Expansions of a number of bus routes in the Cowichan Valley are being recommended by staff at the Cowichan Valley Regional District. Whether BC Transit will decide to fund many of them remains to be seen.
The last time the CVRD received any substantial provincial funding for expanding its conventional transit service within the Cowichan Valley was in 2018.
Jim Wakeham, the CVRD’s senior manager of facilities and transit community services department, told the CVRD’s committee of the whole at its meeting on July 24 that the district’s updated three-year transit plan includes expanding the Nanaimo-Cowichan Express (NCX) route in year one with additional Friday and Saturday trips, and it would have Sunday trips for the first time as well.
A press release from BC Transit on Aug. 19 stated that, effective as of Sept. 1, new trip times are being added to the NCX that will see two return trips added to Friday evenings and one return trip on Saturday morning with another return trip on Saturday evening.
A staff report said there’s also the possibility of a direct route on the NCX from Duncan to Vancouver Island University in Nanaimo in year two of the plan.
A Sunday service on the Cowichan Victoria Express (CVX) route is also proposed in year one, and new midday trips would be added to the CVX in year two of the plan. As for the conventional routes servicing the Cowichan Valley, plans include a new Saturday service for the Cowichan Lake Express (7X) and Route 5 (Eagle Heights), and an additional weekday trip would be added to Route 6 (Crofton/Chemainus) in year one.
These expansions were recommended by the CVRD last year, but were not approved by BC Transit due to lack of provincial funding.
Wakeham told the committee that the CVRD’s transit plans are conditional on the province providing funding for them.
“Unfortunately, that has been limited over the last couple of years but, fingers crossed, maybe our next ask will be a little more successful,” he said.
“We usually don’t find out until the end of February or early March as to what our success situation is.”
North Cowichan Mayor Rob Douglas asked Seth Wright, BC Transit's senior manager, government relations, who was also at the meeting how the region’s settlement patterns affects the province’s decisions regarding funding for transit.
Wright said the province’s transit plans for Cowichan are generally determined by land-use and population density at the time the plans are being made.

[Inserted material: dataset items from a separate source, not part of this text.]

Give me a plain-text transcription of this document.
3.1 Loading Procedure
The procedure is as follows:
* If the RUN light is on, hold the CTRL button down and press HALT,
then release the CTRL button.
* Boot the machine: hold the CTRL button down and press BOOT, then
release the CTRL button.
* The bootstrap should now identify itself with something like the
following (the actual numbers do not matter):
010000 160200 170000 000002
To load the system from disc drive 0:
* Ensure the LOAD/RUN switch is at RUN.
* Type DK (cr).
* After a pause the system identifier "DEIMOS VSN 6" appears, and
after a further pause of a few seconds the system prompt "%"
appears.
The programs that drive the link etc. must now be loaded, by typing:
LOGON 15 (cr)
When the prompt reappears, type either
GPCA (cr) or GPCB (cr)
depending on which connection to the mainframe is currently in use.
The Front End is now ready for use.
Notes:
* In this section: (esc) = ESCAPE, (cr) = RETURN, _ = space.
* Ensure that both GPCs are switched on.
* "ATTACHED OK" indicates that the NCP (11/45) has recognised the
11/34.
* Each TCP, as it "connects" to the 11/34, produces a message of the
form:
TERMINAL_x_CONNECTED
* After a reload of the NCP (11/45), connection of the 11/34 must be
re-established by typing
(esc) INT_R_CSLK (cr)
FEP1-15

He said it’s a struggle to develop efficient transit services across the region to connect all the small and disparate communities in the Cowichan Valley that have low-density populations.
“There are some urban areas in the region, but this density does not create the context and environment that’s ideal for high-ridership transit,” Wright said. “While Cowichan didn’t benefit on the conventional transit side for the expansions you’ve been asking for for a number of years, the province did step up to the table in the 2024 budget and indicated interest in continuing to sustain growth in transit expansions, so perhaps there is hope on the horizon in that regard.”